Our talk turned to some of the other folks inside. I asked about some of the things his fellow convicts had done to be sentenced to the camp. Here are some of them:
 
- Wire fraud
- Stole an identity, then bought an Escalade. Did not make any payments, somehow discovered and caught by the police.
- Rigged an ATM scam to get cash regularly from ATMs all over the city.
- Doctor who wrote drug prescriptions for cash and sex. Caught in an FBI sting and took a plea for seven years.

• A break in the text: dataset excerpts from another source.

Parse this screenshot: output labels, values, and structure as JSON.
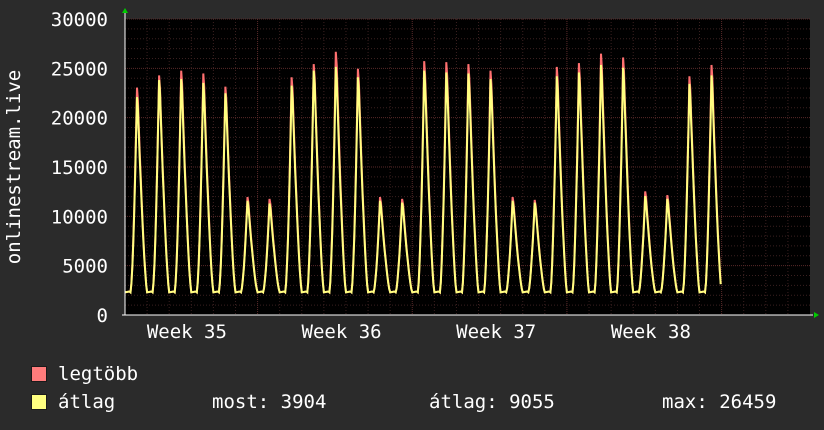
{
  "chart_data": {
    "type": "line",
    "ylabel": "onlinestream.live",
    "ylim": [
      0,
      30000
    ],
    "yticks": [
      0,
      5000,
      10000,
      15000,
      20000,
      25000,
      30000
    ],
    "x_tick_labels": [
      "Week 35",
      "Week 36",
      "Week 37",
      "Week 38"
    ],
    "grid": true,
    "days": 31,
    "series": [
      {
        "name": "legtöbb",
        "color": "#ff7070",
        "daily_peaks": [
          24000,
          25300,
          25800,
          25500,
          24100,
          12400,
          12200,
          25100,
          26500,
          27800,
          26000,
          12400,
          12200,
          26800,
          26700,
          26500,
          25800,
          12400,
          12100,
          26200,
          26600,
          27600,
          27200,
          13000,
          12600,
          25200,
          26400
        ]
      },
      {
        "name": "átlag",
        "color": "#ffff80",
        "daily_peaks": [
          23000,
          24800,
          24900,
          24500,
          23400,
          12000,
          11700,
          24200,
          25800,
          26200,
          25100,
          12000,
          11800,
          25800,
          25600,
          25500,
          24900,
          12000,
          11800,
          25200,
          25600,
          26400,
          26100,
          12500,
          12200,
          24400,
          25300
        ]
      }
    ]
  },
  "legend": {
    "max_label": "legtöbb",
    "avg_label": "átlag",
    "max_color": "#ff7c7c",
    "avg_color": "#ffff80",
    "stats": {
      "now": "most: 3904",
      "avg": "átlag: 9055",
      "max": "max: 26459"
    }
  }
}
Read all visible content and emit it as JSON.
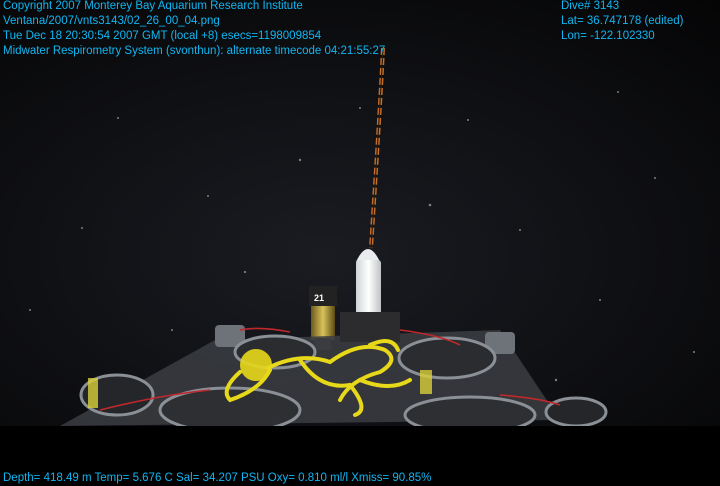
{
  "overlay": {
    "header_left": [
      "Copyright 2007 Monterey Bay Aquarium Research Institute",
      "Ventana/2007/vnts3143/02_26_00_04.png",
      "Tue Dec 18 20:30:54 2007 GMT (local +8)  esecs=1198009854",
      "Midwater Respirometry System (svonthun): alternate timecode 04:21:55:27"
    ],
    "header_right": [
      "Dive# 3143",
      "Lat= 36.747178 (edited)",
      "Lon= -122.102330"
    ],
    "footer": "Depth= 418.49 m  Temp= 5.676 C  Sal= 34.207 PSU  Oxy= 0.810 ml/l  Xmiss= 90.85%"
  },
  "scene": {
    "label_on_housing": "21",
    "colors": {
      "overlay_text": "#11b6f2",
      "background": "#000000",
      "yellow_rope": "#e8d81a",
      "tether": "#c8702a",
      "chamber_ring": "#8a9096"
    }
  }
}
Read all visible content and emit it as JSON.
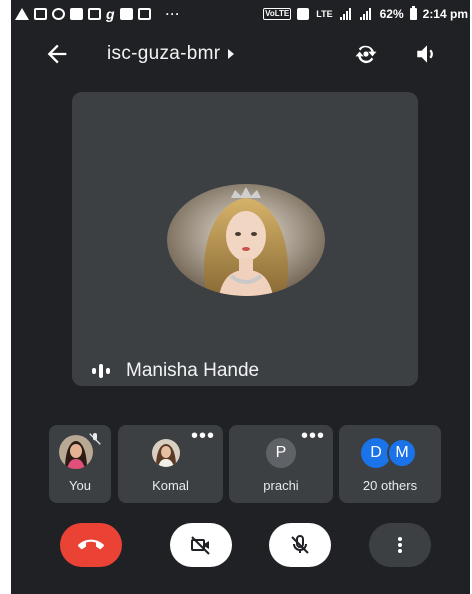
{
  "status_bar": {
    "left_icons": [
      "warning-icon",
      "cast-icon",
      "whatsapp-icon",
      "facebook-icon",
      "gallery-icon",
      "g-icon",
      "video-icon",
      "image-icon"
    ],
    "overflow": "···",
    "volte": "VoLTE",
    "lte": "LTE",
    "battery": "62%",
    "time": "2:14 pm"
  },
  "app_bar": {
    "meeting_code": "isc-guza-bmr"
  },
  "main_tile": {
    "speaker_name": "Manisha Hande"
  },
  "participants": [
    {
      "label": "You",
      "muted": true
    },
    {
      "label": "Komal",
      "has_more": true
    },
    {
      "label": "prachi",
      "initial": "P",
      "has_more": true
    },
    {
      "label": "20 others",
      "initials": [
        "D",
        "M"
      ]
    }
  ],
  "colors": {
    "background": "#202124",
    "tile": "#3c4043",
    "end_call": "#ea4335",
    "avatar_blue": "#1a73e8",
    "avatar_grey": "#5f6368"
  }
}
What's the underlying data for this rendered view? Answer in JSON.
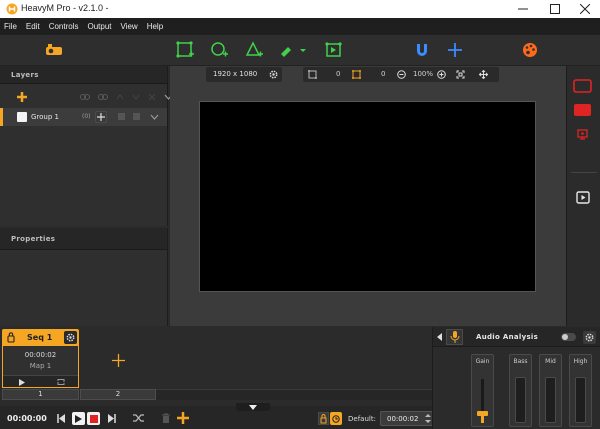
{
  "window": {
    "title": "HeavyM Pro - v2.1.0 -",
    "accent": "#f5a623"
  },
  "menu": [
    "File",
    "Edit",
    "Controls",
    "Output",
    "View",
    "Help"
  ],
  "toolbar": {
    "icons": [
      "settings-heavym-icon",
      "rectangle-shape-icon",
      "circle-shape-icon",
      "triangle-shape-icon",
      "paint-brush-icon",
      "duplicate-shape-icon",
      "magnet-icon",
      "crosshair-icon",
      "palette-icon"
    ],
    "colors": {
      "shape": "#41d14a",
      "magnet": "#3a8cff",
      "palette": "#ff6a1a"
    }
  },
  "layers": {
    "header": "Layers",
    "group": {
      "name": "Group 1",
      "count": "(0)"
    }
  },
  "properties": {
    "header": "Properties"
  },
  "canvas": {
    "resolution": "1920 x 1080",
    "field_a": "0",
    "field_b": "0",
    "zoom": "100%"
  },
  "sequence": {
    "seq_name": "Seq 1",
    "time": "00:00:02",
    "map_name": "Map 1",
    "slot_numbers": [
      "1",
      "2"
    ],
    "add_symbol": "+"
  },
  "transport": {
    "time": "00:00:00",
    "default_label": "Default:",
    "default_value": "00:00:02"
  },
  "audio": {
    "title": "Audio Analysis",
    "channels": [
      "Gain",
      "Bass",
      "Mid",
      "High"
    ],
    "gain_level": 0.25
  }
}
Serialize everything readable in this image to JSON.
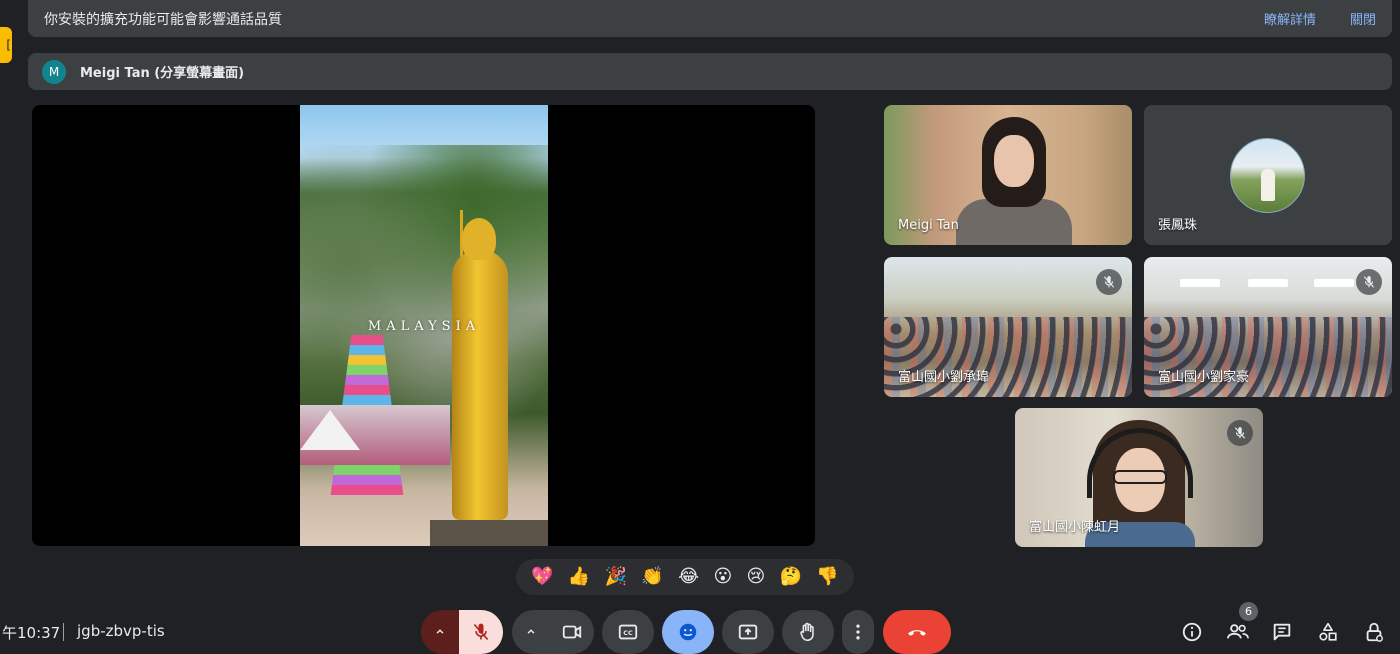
{
  "banner": {
    "message": "你安裝的擴充功能可能會影響通話品質",
    "learn_more": "瞭解詳情",
    "close": "關閉"
  },
  "presenter": {
    "avatar_letter": "M",
    "label": "Meigi Tan (分享螢幕畫面)"
  },
  "shared_screen": {
    "caption": "MALAYSIA"
  },
  "participants": [
    {
      "name": "Meigi Tan",
      "muted": false
    },
    {
      "name": "張鳳珠",
      "muted": false
    },
    {
      "name": "富山國小劉承瑋",
      "muted": true
    },
    {
      "name": "富山國小劉家豪",
      "muted": true
    },
    {
      "name": "富山國小陳虹月",
      "muted": true
    }
  ],
  "reactions": [
    "💖",
    "👍",
    "🎉",
    "👏",
    "😂",
    "😮",
    "😢",
    "🤔",
    "👎"
  ],
  "bottom_bar": {
    "time": "午10:37",
    "meeting_code": "jgb-zbvp-tis",
    "people_count": "6"
  },
  "colors": {
    "background": "#202124",
    "surface": "#3c4043",
    "link": "#8ab4f8",
    "mic_off_red": "#f28b82",
    "end_call": "#ea4335",
    "reaction_active": "#8ab4f8"
  },
  "icons": {
    "mic": "mic-off-icon",
    "camera": "videocam-icon",
    "captions": "closed-caption-icon",
    "reactions": "emoji-icon",
    "present": "present-screen-icon",
    "hand": "raise-hand-icon",
    "more": "more-vert-icon",
    "end": "call-end-icon",
    "info": "info-icon",
    "people": "people-icon",
    "chat": "chat-icon",
    "activities": "activities-icon",
    "host": "host-controls-icon"
  }
}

- Lawyer convicted for ethics charges
- Pharmacist convicted on drug charges
 
95% of prisoners were there for some type of drug-related crime. I’ve never taken an illegal drug, never even tried a joint. But this statistic did make me want to rethink, or at least examine, our nation’s drug laws. That’s an awful lot of prison real estate taken up and families ripped apart by non-violent felons. Do they really need to be behind bars for years at a time? What lesson do these folks learn? How to go broke? How to lose their family? In my mind, this would not apply to anyone caught selling drugs to children. That should be swiftly punished by the death penalty.
 
Sam usually destroys the visiting room vending machines on visits, since on the whole prisoners are denied sweets and soft drinks. However, he had just had lunch, so he only went through a honey bun, a Yoo-Hoo, a Pepsi and a cup of coffee. He also had a hamburger from the sandwich machine that looked a little ... dubious. But, it’s amazing what they’re doing with weasel meat today.
 
I asked him if his release date was more definitive. He said he thinks he can get out sometime in June of next year, with home incarceration until August. Then parole for three years and he’ll be a free citizen again. Unable to vote or carry a handgun due to his felony, but free nonetheless.
 
Promptly at 3:00pm (the three hours I was there flew by), a guard announced visiting hours were over. We embraced goodbye. I promised to take care of a few things for him on the outside and return soon. Walking out those doors, leaving my best friend inside for several hundred more rounds of card playing and floor mopping, had the same effect on both of us; sadness and despair. Only 234 days to go until I get my friend back.